Un mot pour finir sur la forme de l’ouvrage : on se réjouira que l’évolution de la vieille collection Aubier-Montaigne autorise aujourd’hui l’illustration, d’autant que cette dernière, si elle n’est pas abondante, est bien choisie. Toujours de manière positive, il convient de souligner que, malgré le grand nombre de contributeurs, les redites et autres doublons sont parfaitement évités. On regrettera seulement que la table des matières n’indique pas le nom du ou des auteurs et qu’il faille se reporter à leur (courte) notice biographique pour savoir qui a écrit quoi et que la notice consacrée à Alain Corbin lui-même omette de mentionner qu’il est l’auteur du premier chapitre.
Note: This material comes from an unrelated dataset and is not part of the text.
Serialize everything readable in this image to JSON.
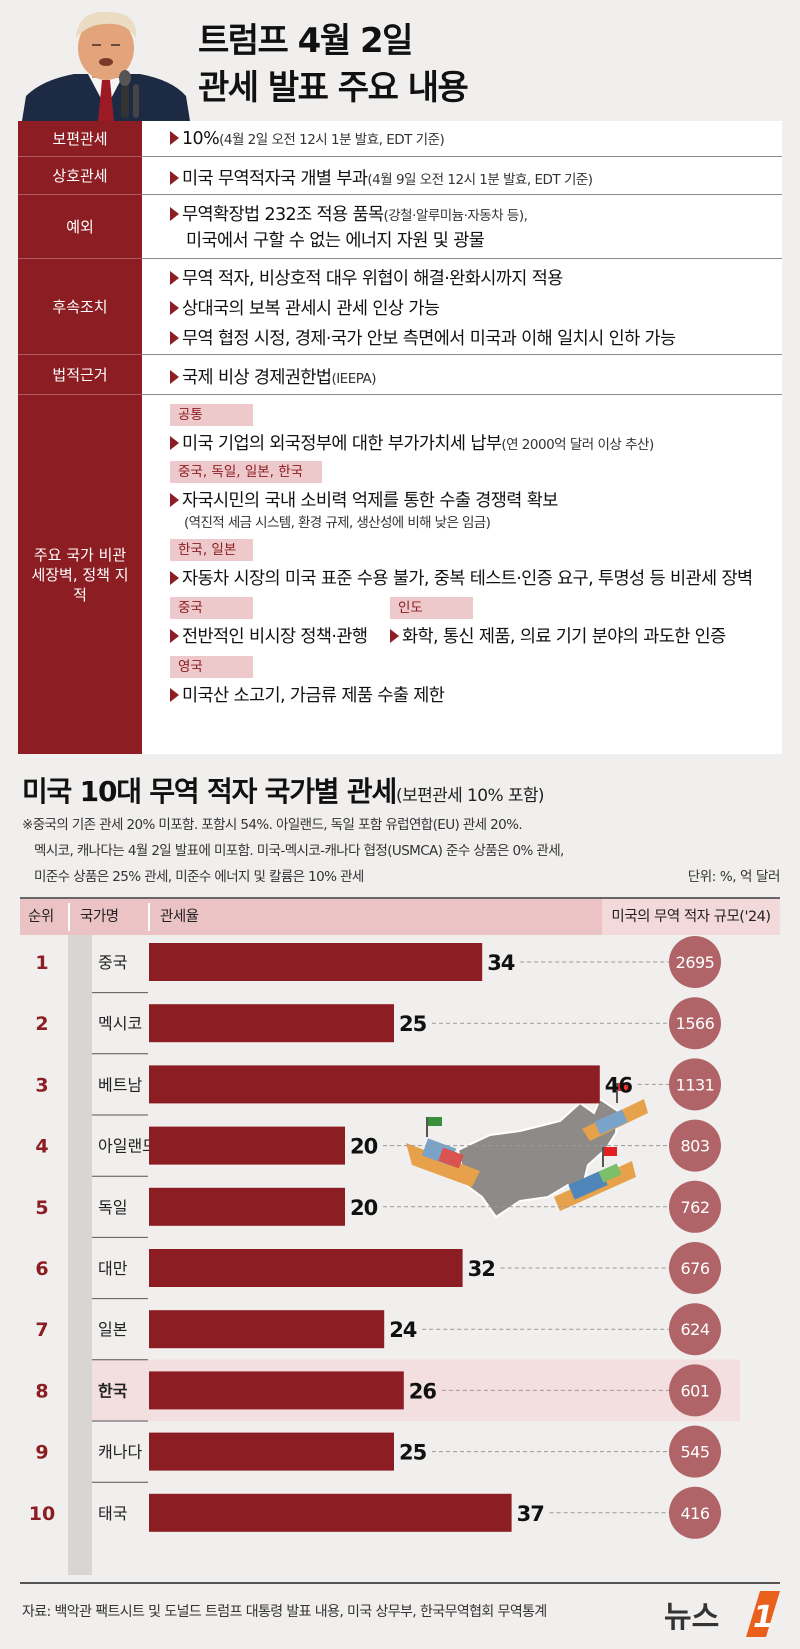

Il faut en effet se rendre à l’ultime page de ce chapitre pour en connaître l’auteur qui n’est autre que le coordonnateur du livre ! Pour en rester au sujet des erreurs facilement évitables, on notera que l’héroïne de Thomas Hardy est fautivement nommée «d’Uberville» partout où ce nom se rencontre (pour Urberville), ou encore que l’agronome anglais Arthur Young est devenu «américain». Cependant ceci ne remet nullement en cause la qualité et l’intérêt de l’ouvrage.

En dernière analyse, un livre plaisant, instructif et recommandable pour un large public afin de mieux comprendre notre rapport au temps qu’il fait et à ceux qui entendent nous le prédire.